Material Curing with Induction Heating

Curing involves any process where heat is used to catalyze or initiate chemical and molecular level structural changes in a polymeric materials such as epoxies, phenolics, polyesters and silicones. These materials are applied in many ways to various products for bonding, protective coating, sealing, insulation and other uses.

Air curing and hot fan curing are often used for curing small production runs, despite inconsistent results. Large production runs often are cured in batches in large ovens which must be run continuously. Induction heating provides a much better solution for adhesive curing.

Modern induction heating can solve many of these problems. Heating with induction provides reliable, repeatable, non-contact and energy-efficient heat in a minimal amount of time, so that the curing process can be completed with minimal energy and time. Improved temperature ramping cycles can be achieved with computer control of the solid state power supply. To eliminate extra steps for loading and unloading ovens, induction heat stations can be incorporated into a production line. Finally, induction heating can be performed in extremely clean environments, vacuum conditions or special atmospheres, allowing for unique curing solutions.

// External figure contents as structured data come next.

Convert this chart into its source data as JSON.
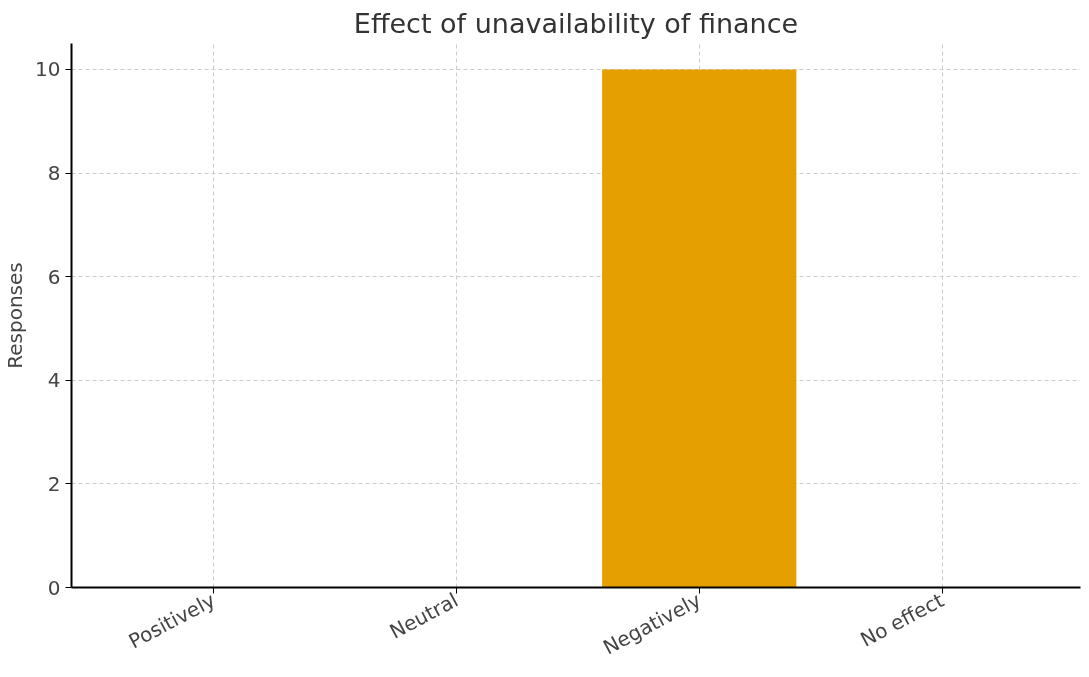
{
  "chart_data": {
    "type": "bar",
    "title": "Effect of unavailability of finance",
    "ylabel": "Responses",
    "categories": [
      "Positively",
      "Neutral",
      "Negatively",
      "No effect"
    ],
    "values": [
      0,
      0,
      10,
      0
    ],
    "color": "#e5a000",
    "ylim": [
      0,
      10.5
    ],
    "yticks": [
      0,
      2,
      4,
      6,
      8,
      10
    ],
    "grid": true
  }
}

Although induction heating is normally used with metals or other conductive materials, plastics and other non-conductive materials can often be heated very effectively by using a conductive metal susceptor to transfer the heat. Typical RF power supplies for curing applications range from 1 to 5 kW, depending on the parts and application requirements.

Induction heating is widely used for adhesive bonding of metal parts at temperatures of approximately 200°F. Adhesive bonding relies on the localized heating of a metallic substrate to achieve accelerated melting/curing of the adhesive. The adhesive bond in this process is cured from the inside out, an obviously desirable condition. All trapped gasses are removed from the adhesive.

Induction heating of metal parts to adhesive curing temperatures is utilized in a many automotive processes, such as the use of thermosetting adhesives to produce clutch plates, brake shoes and auto bumper components. Shafts are typically bonded to the squirrel cage rotors in the manufacture of small motors. In copying machines, plastic components are adhesively bonded to aluminum rotors; a thermoplastic glue is used to hold foam rollers on metal shafts. Once the rollers wear out, the shaft is heated and the foam replaced.

These components have been dried by having their centre portions heated to a temperature that is above the temperature that would normally destroy the sealing compound around the edge.

This high temperature slowly "soaks" from the centre to the edge over a period of time giving the compound a longer at-temperature heat profile.

A special work coil design is used that allows the preferential heating of components on a simple continuous motion conveyor system i.e. not indexing. This means that the production rate can run into thousands of parts per minute.

This photograph shows steel wire that has been formed into "U" shapes for bra under wires. The ends of the "U" have been heated and coated with Estrabond powder. By controlling the heating and dipping process, we have developed a production system that allows control over the final shape of the end protection coating.

The use of Estrabond as an end protection is far superior to the usual resin dip process which often fails if the garment washing instructions are ignored and the article is put in a tumble dryer.

In the left illustration, an induction coil is being used to heat the tube prior to the tube passing in to a powder coating spray booth on the left. The heat generated in the tube cures the surface coating (induction heater not shown).

This photograph on the right shows an induction heating coil on a former under construction at our works. This coil is for a pipe surface curing application.

The pipe to be coated is in the order of 2 metres (6ft) in diameter.

Filter assemblies are produced by curing a thermosetting material between a paper assembly and a steel or aluminum cover. As shown below, dual pancake induction coils are used in a static setup to provide heat to the top and the bottom plate. A dynamic setup utilizes long pancake coils for the heating. Localized temperatures of 150-175°C associated with such bonds avoid damage to the components and provide a high strength bond upon cooling. Heat cycle times are in the order of 5-10 seconds.